Therapy helps find ways to get out from under this pile and can help you feel much more self-confident again, translating into life outside therapy sessions with other people like your family or friends.
Those are just some examples where mental health experts provide recommendations tailored specifically toward emotional well-being based upon professional training & experience levels concerning these matters.
It’s important to know that there are many ways in finding a therapist, and one size certainly does not fit all.

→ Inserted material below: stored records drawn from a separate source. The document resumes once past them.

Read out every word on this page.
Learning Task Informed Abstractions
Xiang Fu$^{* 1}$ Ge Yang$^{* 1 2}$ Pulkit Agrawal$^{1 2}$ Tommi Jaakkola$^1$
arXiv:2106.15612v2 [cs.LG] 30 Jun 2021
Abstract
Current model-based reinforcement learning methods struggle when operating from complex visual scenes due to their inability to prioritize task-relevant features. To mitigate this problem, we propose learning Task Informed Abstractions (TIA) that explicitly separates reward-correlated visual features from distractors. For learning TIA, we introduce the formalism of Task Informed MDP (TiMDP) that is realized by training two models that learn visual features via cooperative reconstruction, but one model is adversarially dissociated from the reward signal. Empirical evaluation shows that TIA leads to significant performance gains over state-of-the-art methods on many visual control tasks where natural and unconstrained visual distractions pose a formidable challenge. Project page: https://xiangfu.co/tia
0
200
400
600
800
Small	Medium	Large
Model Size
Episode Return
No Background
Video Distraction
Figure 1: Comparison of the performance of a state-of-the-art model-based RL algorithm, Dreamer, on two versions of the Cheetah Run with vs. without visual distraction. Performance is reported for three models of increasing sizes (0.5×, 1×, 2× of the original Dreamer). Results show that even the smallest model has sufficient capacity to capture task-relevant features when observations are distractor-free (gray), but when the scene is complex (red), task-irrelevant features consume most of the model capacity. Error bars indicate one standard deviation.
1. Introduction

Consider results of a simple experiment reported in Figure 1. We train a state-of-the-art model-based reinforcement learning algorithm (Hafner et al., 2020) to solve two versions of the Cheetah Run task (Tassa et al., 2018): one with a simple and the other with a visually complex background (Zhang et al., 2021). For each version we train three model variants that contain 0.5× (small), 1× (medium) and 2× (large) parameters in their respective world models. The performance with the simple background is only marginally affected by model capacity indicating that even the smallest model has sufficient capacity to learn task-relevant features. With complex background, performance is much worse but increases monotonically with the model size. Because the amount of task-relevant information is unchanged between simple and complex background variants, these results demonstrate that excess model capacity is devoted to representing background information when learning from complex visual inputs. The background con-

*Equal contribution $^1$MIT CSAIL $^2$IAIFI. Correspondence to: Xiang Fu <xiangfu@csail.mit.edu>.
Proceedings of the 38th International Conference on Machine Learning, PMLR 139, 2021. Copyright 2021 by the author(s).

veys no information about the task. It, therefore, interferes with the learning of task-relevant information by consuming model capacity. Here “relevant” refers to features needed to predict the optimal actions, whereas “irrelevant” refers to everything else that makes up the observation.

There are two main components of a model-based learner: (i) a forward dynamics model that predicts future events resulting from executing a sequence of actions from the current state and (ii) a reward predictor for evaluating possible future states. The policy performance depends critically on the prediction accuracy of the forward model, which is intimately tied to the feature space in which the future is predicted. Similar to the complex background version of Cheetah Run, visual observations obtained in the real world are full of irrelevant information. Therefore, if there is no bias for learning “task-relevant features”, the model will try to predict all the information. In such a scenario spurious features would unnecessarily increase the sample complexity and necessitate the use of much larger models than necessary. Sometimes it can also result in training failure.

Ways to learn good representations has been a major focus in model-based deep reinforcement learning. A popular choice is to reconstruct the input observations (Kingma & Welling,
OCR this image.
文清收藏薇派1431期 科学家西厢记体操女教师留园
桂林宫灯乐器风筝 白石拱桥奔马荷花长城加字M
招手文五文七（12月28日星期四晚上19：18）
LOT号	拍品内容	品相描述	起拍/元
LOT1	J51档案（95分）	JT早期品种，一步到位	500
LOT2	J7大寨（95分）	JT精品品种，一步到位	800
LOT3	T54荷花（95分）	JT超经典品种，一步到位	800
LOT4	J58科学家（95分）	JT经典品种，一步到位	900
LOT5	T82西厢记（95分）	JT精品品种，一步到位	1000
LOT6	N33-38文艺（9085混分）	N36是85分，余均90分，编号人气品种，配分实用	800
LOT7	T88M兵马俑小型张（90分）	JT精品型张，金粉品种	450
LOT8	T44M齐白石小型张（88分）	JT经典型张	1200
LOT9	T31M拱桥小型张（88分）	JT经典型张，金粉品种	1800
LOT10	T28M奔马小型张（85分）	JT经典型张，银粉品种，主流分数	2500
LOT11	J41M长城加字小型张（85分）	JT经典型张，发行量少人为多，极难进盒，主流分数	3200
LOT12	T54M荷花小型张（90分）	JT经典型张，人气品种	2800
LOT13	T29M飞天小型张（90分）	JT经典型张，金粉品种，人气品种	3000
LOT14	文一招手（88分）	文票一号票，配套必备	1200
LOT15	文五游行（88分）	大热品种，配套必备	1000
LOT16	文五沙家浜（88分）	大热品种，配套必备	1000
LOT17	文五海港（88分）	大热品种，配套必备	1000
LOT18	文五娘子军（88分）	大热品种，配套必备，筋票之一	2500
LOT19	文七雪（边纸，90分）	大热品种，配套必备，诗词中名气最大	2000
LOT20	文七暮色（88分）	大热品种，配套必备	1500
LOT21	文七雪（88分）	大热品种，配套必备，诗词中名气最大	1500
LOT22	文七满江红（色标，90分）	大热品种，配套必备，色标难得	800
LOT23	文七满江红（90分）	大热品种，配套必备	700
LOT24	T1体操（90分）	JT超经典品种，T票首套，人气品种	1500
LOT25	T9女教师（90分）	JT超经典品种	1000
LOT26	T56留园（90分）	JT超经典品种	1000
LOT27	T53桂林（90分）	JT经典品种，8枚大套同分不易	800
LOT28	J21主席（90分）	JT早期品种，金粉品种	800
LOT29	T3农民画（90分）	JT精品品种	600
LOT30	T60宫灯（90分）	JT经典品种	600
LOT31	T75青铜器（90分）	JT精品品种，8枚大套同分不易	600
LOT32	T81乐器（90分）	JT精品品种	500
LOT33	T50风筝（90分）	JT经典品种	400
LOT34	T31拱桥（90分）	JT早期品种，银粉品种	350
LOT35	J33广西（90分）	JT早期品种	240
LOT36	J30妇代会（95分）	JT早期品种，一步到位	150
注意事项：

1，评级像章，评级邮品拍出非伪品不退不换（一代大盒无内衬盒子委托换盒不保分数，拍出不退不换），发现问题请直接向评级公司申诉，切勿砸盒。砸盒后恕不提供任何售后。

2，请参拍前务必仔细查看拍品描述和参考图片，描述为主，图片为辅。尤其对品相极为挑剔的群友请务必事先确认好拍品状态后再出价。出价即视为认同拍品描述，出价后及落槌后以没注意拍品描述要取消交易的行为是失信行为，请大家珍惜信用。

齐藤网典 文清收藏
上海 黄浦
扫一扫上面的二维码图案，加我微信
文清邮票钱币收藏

If you’re looking for more direction on how mental health therapy can be beneficial as an individual cancer survivor, here is some research-based information:
A study published in the Journal of Clinical Oncology found Cancer survivors who participated in weekly or monthly sessions with therapists saw significant improvements compared to those receiving no psychotherapy at 18 months after diagnosis – improving anxiety levels by 40% vs 23%.
Therapy also helped them work through fear (52%), depression(44%) & help patients feel less lonely/isolated.(32%).
And according to their survey, if they could have done anything differently during treatment, it would’ve been talking about feelings sooner!
It’s important to find a therapist that feels right. In the beginning, It’s difficult to try and figure out how this new relationship will work for both of you. But over time you’ll both develop trust together with your goals & needs at heart.